Diarrhea Clinical Trial
Official title:
Lay Fieldworker Led Comprehensive School Health Program for Rural Primary Schools in India
School-aged children in low and middle-income countries (LMIC) face significant challenges to
their health and development which contribute to poor academic achievement. Multi-component
comprehensive school health programs guided by the World Health Organization's (WHO) Health
Promoting Schools (HPS) framework have been shown to positively impact health outcomes. Such
programs are implemented widely throughout the world. However, in LMIC the scope and reach of
school health programs are limited by human resource constraints. A key challenge to
effective implementation has been the identification of effective delivery agents.
A potential alternative approach is to leverage existing community members as lay
fieldworkers for the delivery of school health promotion. Our hypothesis is that
lay-fieldworkers can effectively implement comprehensive school health programs in
resource-constrained primary schools. This hypothesis will be tested by retrospectively
analyzing data obtained during a 5-year pilot of a school health program (CHHIP) in rural
primary schools of the Darjeeling Himalayas of India.
The Comprehensive Health and Hygiene Improvement Program (CHHIP) is an intense
multi-component comprehensive school health program. The content of the program is structured
around three reinforcing components: 1) health education, 2) basic primary health services,
and 3) a healthy school environment. This holistic approach is based on the WHO's Health
Promoting Schools framework and designed in accordance with the Indian National Rural Health
Mission's operational guidelines for the school health programme. Delivery of the program is
led by lay fieldworkers termed School Health Activists (SHAs). SHAs are existing community
members without formal background or certification. The SHAs serve as the primary delivery
agent for all components of the program.
From 2012 to 2016, the CHHIP program was implemented by Darjeeling Prerna, an Indian
non-governmental organization, in the rural Darjeeling Himalayas, a region of the state of
West Bengal in India. The program was implemented in both low-cost private and government
primary schools. A convenience sample of 22 primary schools (13 government and 9 low-cost
private) was chosen by the project team. Program implementation occurred in 16 schools and
was led by 4 lay fieldworkers. The intervention was implemented as a community development
program with a rigorous evaluation component and all data was collected prospectively. This
research study was added post-hoc with data transmitted to the research team prior to any
analysis.
The study is designed as a mixed methods stepped-wedge cluster controlled evaluation. A
primary school will be a cluster and each step in the study will be a single academic year.
In accordance with guidelines for the design and evaluation of complex evaluations, this
study will couple process evaluation with that of definitive impact. The intervention will be
evaluated across three domains: outcomes, implementation, and mechanism of impact.
The primary impact outcome will be the incidence of diarrheal illness as assessed by 14-day
parental recall. A secondary outcome, health knowledge as assessed by pre and post-test, will
be utilized as a key mediator to assess for differential impact on mechanisms of impact.

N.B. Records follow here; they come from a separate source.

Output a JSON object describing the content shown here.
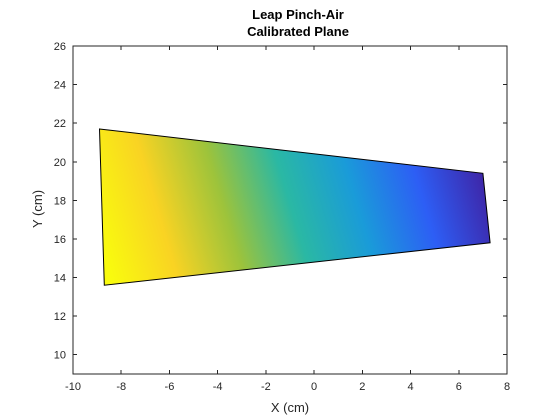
{
  "chart_data": {
    "type": "surface",
    "title": "Leap Pinch-Air",
    "subtitle": "Calibrated Plane",
    "xlabel": "X (cm)",
    "ylabel": "Y (cm)",
    "xlim": [
      -10,
      8
    ],
    "ylim": [
      9,
      26
    ],
    "xticks": [
      -10,
      -8,
      -6,
      -4,
      -2,
      0,
      2,
      4,
      6,
      8
    ],
    "yticks": [
      10,
      12,
      14,
      16,
      18,
      20,
      22,
      24,
      26
    ],
    "colormap": [
      "#3e26a8",
      "#2d5ef5",
      "#1a9bd9",
      "#2ab8a4",
      "#9dc33b",
      "#f9d323",
      "#f9fb0e"
    ],
    "box": "on",
    "grid": "off",
    "plane": {
      "corners": [
        {
          "x": -8.9,
          "y": 21.7,
          "label": "top-left"
        },
        {
          "x": 7.0,
          "y": 19.4,
          "label": "top-right"
        },
        {
          "x": 7.3,
          "y": 15.8,
          "label": "bottom-right"
        },
        {
          "x": -8.7,
          "y": 13.6,
          "label": "bottom-left"
        }
      ],
      "gradient_high_corner": "bottom-left",
      "gradient_low_corner": "top-right"
    }
  }
}
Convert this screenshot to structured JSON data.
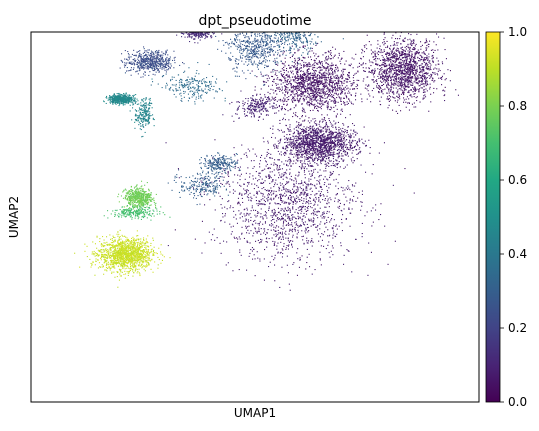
{
  "chart_data": {
    "type": "scatter",
    "title": "dpt_pseudotime",
    "xlabel": "UMAP1",
    "ylabel": "UMAP2",
    "x_ticks_shown": false,
    "y_ticks_shown": false,
    "grid": false,
    "colormap": "viridis",
    "colorbar": {
      "range": [
        0.0,
        1.0
      ],
      "ticks": [
        "0.0",
        "0.2",
        "0.4",
        "0.6",
        "0.8",
        "1.0"
      ],
      "placement": "right"
    },
    "xlim": [
      0,
      10
    ],
    "ylim": [
      0,
      7.5
    ],
    "clusters": [
      {
        "center": [
          2.1,
          3.0
        ],
        "spread": [
          0.55,
          0.3
        ],
        "pseudotime": 0.92,
        "density": "high"
      },
      {
        "center": [
          2.4,
          4.15
        ],
        "spread": [
          0.28,
          0.17
        ],
        "pseudotime": 0.78,
        "density": "medium"
      },
      {
        "center": [
          2.3,
          3.85
        ],
        "spread": [
          0.45,
          0.1
        ],
        "pseudotime": 0.7,
        "density": "low"
      },
      {
        "center": [
          3.8,
          4.4
        ],
        "spread": [
          0.45,
          0.25
        ],
        "pseudotime": 0.3,
        "density": "low"
      },
      {
        "center": [
          5.7,
          4.05
        ],
        "spread": [
          1.45,
          1.05
        ],
        "pseudotime": 0.08,
        "density": "high"
      },
      {
        "center": [
          6.4,
          5.25
        ],
        "spread": [
          0.75,
          0.35
        ],
        "pseudotime": 0.08,
        "density": "high"
      },
      {
        "center": [
          6.3,
          6.45
        ],
        "spread": [
          0.85,
          0.55
        ],
        "pseudotime": 0.06,
        "density": "high"
      },
      {
        "center": [
          8.3,
          6.75
        ],
        "spread": [
          0.7,
          0.55
        ],
        "pseudotime": 0.06,
        "density": "high"
      },
      {
        "center": [
          5.0,
          6.0
        ],
        "spread": [
          0.4,
          0.2
        ],
        "pseudotime": 0.1,
        "density": "low"
      },
      {
        "center": [
          4.5,
          8.6
        ],
        "spread": [
          0.45,
          0.38
        ],
        "pseudotime": 0.45,
        "density": "high"
      },
      {
        "center": [
          4.4,
          8.1
        ],
        "spread": [
          0.25,
          0.4
        ],
        "pseudotime": 0.38,
        "density": "low"
      },
      {
        "center": [
          3.7,
          7.55
        ],
        "spread": [
          0.3,
          0.14
        ],
        "pseudotime": 0.12,
        "density": "medium"
      },
      {
        "center": [
          5.0,
          7.2
        ],
        "spread": [
          0.55,
          0.45
        ],
        "pseudotime": 0.28,
        "density": "medium"
      },
      {
        "center": [
          5.9,
          7.6
        ],
        "spread": [
          0.45,
          0.45
        ],
        "pseudotime": 0.32,
        "density": "medium"
      },
      {
        "center": [
          2.65,
          6.9
        ],
        "spread": [
          0.48,
          0.2
        ],
        "pseudotime": 0.24,
        "density": "medium"
      },
      {
        "center": [
          3.6,
          6.4
        ],
        "spread": [
          0.55,
          0.25
        ],
        "pseudotime": 0.35,
        "density": "low"
      },
      {
        "center": [
          2.0,
          6.15
        ],
        "spread": [
          0.25,
          0.08
        ],
        "pseudotime": 0.47,
        "density": "medium"
      },
      {
        "center": [
          2.5,
          5.85
        ],
        "spread": [
          0.18,
          0.3
        ],
        "pseudotime": 0.45,
        "density": "low"
      },
      {
        "center": [
          4.2,
          4.85
        ],
        "spread": [
          0.35,
          0.15
        ],
        "pseudotime": 0.3,
        "density": "low"
      }
    ]
  }
}
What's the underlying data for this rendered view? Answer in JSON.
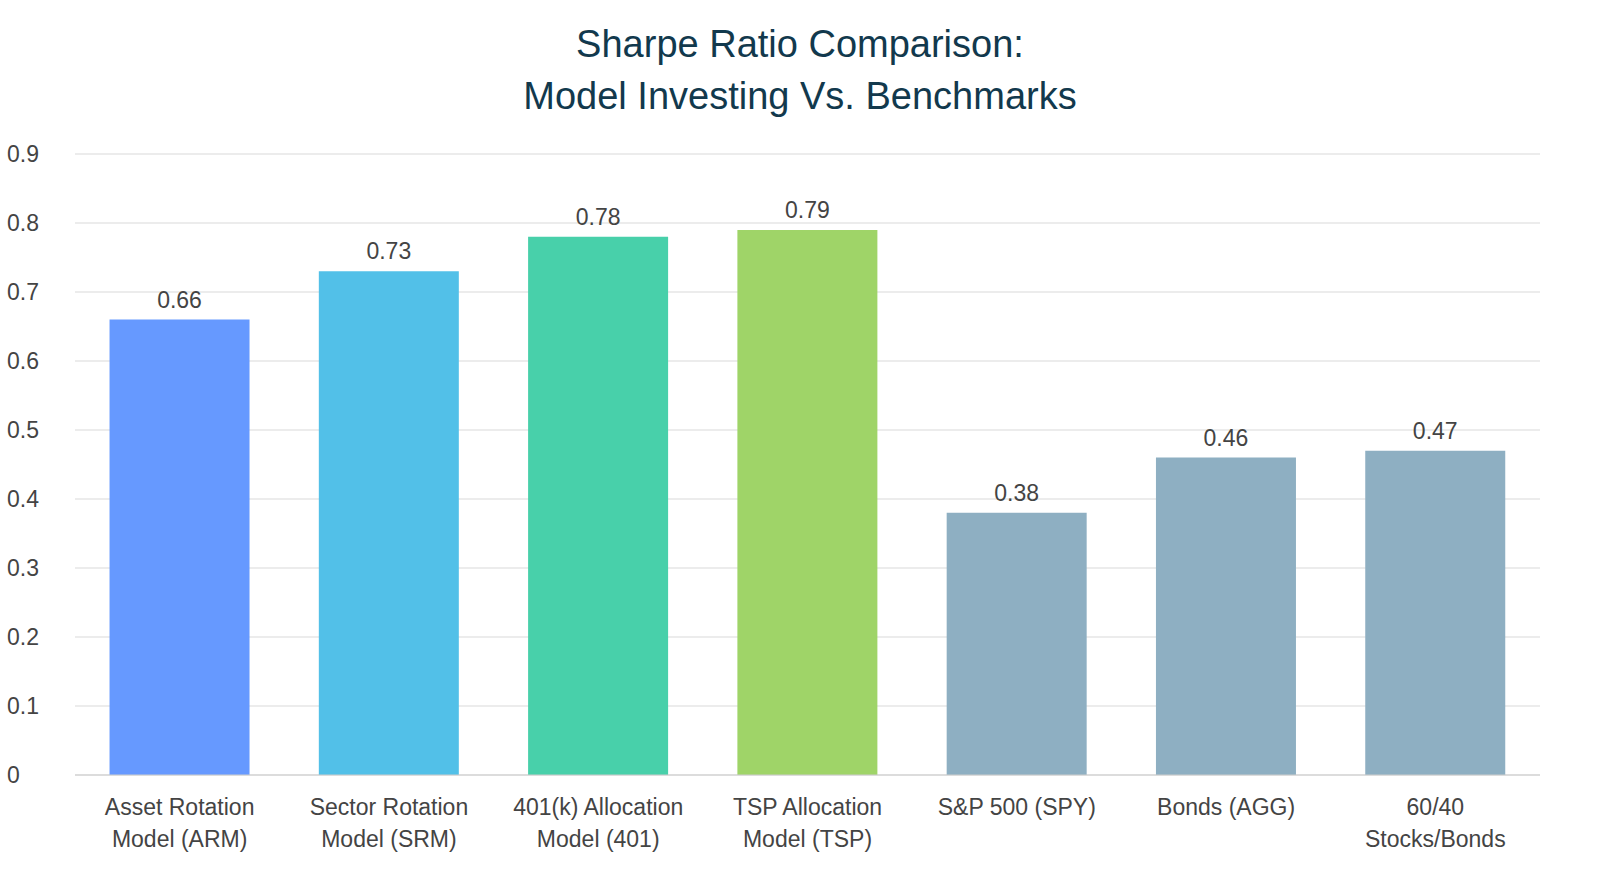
{
  "chart_data": {
    "type": "bar",
    "title": [
      "Sharpe Ratio Comparison:",
      "Model Investing Vs. Benchmarks"
    ],
    "categories": [
      "Asset Rotation Model (ARM)",
      "Sector Rotation Model (SRM)",
      "401(k) Allocation Model (401)",
      "TSP Allocation Model (TSP)",
      "S&P 500 (SPY)",
      "Bonds (AGG)",
      "60/40 Stocks/Bonds"
    ],
    "values": [
      0.66,
      0.73,
      0.78,
      0.79,
      0.38,
      0.46,
      0.47
    ],
    "colors": [
      "#6699ff",
      "#52c0e8",
      "#48d0aa",
      "#9fd468",
      "#8eafc2",
      "#8eafc2",
      "#8eafc2"
    ],
    "ylim": [
      0,
      0.9
    ],
    "yticks": [
      0,
      0.1,
      0.2,
      0.3,
      0.4,
      0.5,
      0.6,
      0.7,
      0.8,
      0.9
    ],
    "grid": true,
    "data_labels": true
  }
}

Statistical analysis will be carried out as a comparison between the intervention and control
arms within the context of the stepped-wedge framework. The analysis will be based on
individual student-level data, with the unit of assignment (schools) included as a cluster
effect in the regression analysis. Exposures of interest will be explored for association
with the outcome in univariate analyses. Diarrheal incidence rate ratios will be calculated
via multivariable Poisson regression analysis and mean difference in health knowledge
post-test scores will be obtained using a multivariable linear mixed model. All P-values will
be 2-tailed and significance will be set at P<0.05.
To study implementation, process outcomes will be obtained via a series of descriptive
analysis. Coverage rates for individual health interventions and performance evaluations
scores expressed as means and standard deviations will be obtained. In consultation with the
project team, the research study team will define benchmarks for reach and fidelity, prior to
analysis of data.
Qualitative data will be integrated with quantitative data via a process of triangulation.
This data was obtained from parents and teachers in focus groups and lay fieldworkers in
semi-structured interviews. Coding and analysis of the qualitative data will begin with a
deductive coding method. Common themes, including important contrary opinions, will be
identified and illustrative quotes will be selected.
All quantitative analysis will be done in SPSS and qualitative analysis completed in CATMA.
The reporting and presentation of this trial will be in accordance with the Transparent
Reporting of Evaluations with Nonrandomized Designs (TREND) guidelines.